This is how to manage your kids' expectations this Christmas
Christmas is one of the most joyous times of the year but for some, it can be a burden.
With the cost of living rising and many people struggling to heat their own homes, Christmas presents are not at the top of the agenda.
Many people are cutting down on costs this year, with fewer gifts and smaller dinner options and the hardest part of all of this is managing children's expectations.
The last thing any parent wants is to have to leave their children with nothing on Christmas morning and most will do whatever they can to ensure their child's day is as magical and as festive as possible, despite the struggle.
So how can we manage our children's expectations during this crisis and avoid disappointment? Experts say it's all in the preparation.
Recent surveys on consumer spending show that most people are cutting down their Christmas budgets, with GoCompare Money claiming that the average family is set to spend 14% less this year.
One in five are expected to find the festive season financially difficult while 34% are worried about how they'll even keep the house warm.
"Christmas can be a lovely time of the year, but it also comes with a lot of pressure for some," says Matt Sanders, personal finance expert at from GoCompare Money.
"It’s really worrying to see how many people seem to be anxious about money and may struggle to make ends meet. It’s also concerning that a significant number of people will be using a credit card to pay for some or all of their Christmas costs."
Meanwhile, Wicked Uncle says that a third of parents have made their budget for gifts a lot smaller and more reduced in order to save on presents.
The solution to ensuring children aren't disappointed on Christmas morning is to prepare them in advance.
Giving them a price limit to choose from for their Santa list can ensure they get something they want while you stay within your set budget.
Parenting coach Jo Mitchelhill, who runs Parenting For Change, told Metro: "I would always explain to children that there are limits on the amount and types of presents that they can expect for Christmas and just because it is on the list, doesn’t mean that it will appear under the tree.
"For children who may still be believers and want more expensive presents, I speak to them about Santa who has a limit on what he brings price-wise.
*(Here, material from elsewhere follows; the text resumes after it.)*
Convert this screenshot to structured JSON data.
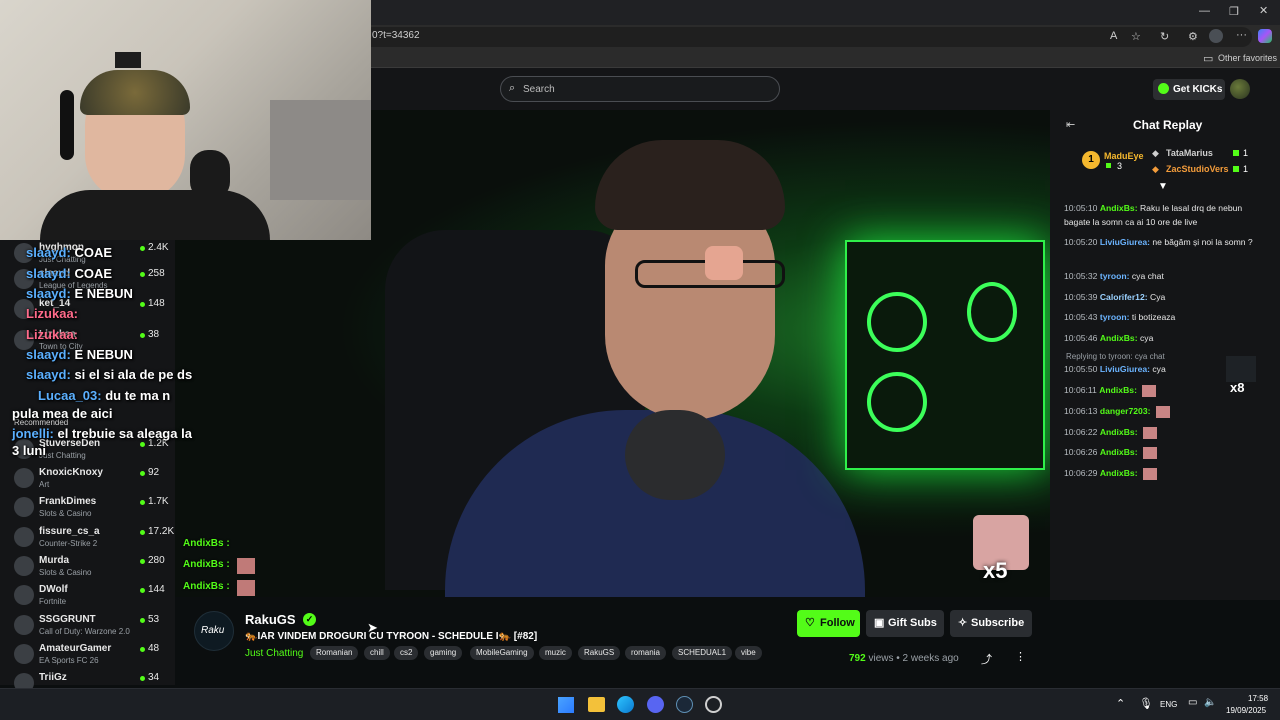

So set the limit, e.g. £20, and allow them to choose something that is within that."
If children do end up disappointed on Christmas morning due to the cost of living, they may not understand what is really going on. Taking time to explain the circumstances can be beneficial. We need to give children more credit when it comes to issues like this as they really do understand more than we allow them to.
The best way to do this is by mirroring their emotions and showing you're also disappointed by the situation. This way, they will feel more seen and heard and thus will be able to comprehend it more.
By going on to then explain that the cost of living crisis won't prevent the family from having a good Christmas, letting them know that regardless of the gifts, their Christmas will still be fun will allow them to feel like there is so much more to the day.
Creating happy memories and finding other positive aspects will stick with them. When we think of Christmas as children, we often forget what we got from Santa, we rather remember the moments spent with family and the feeling of festive activities.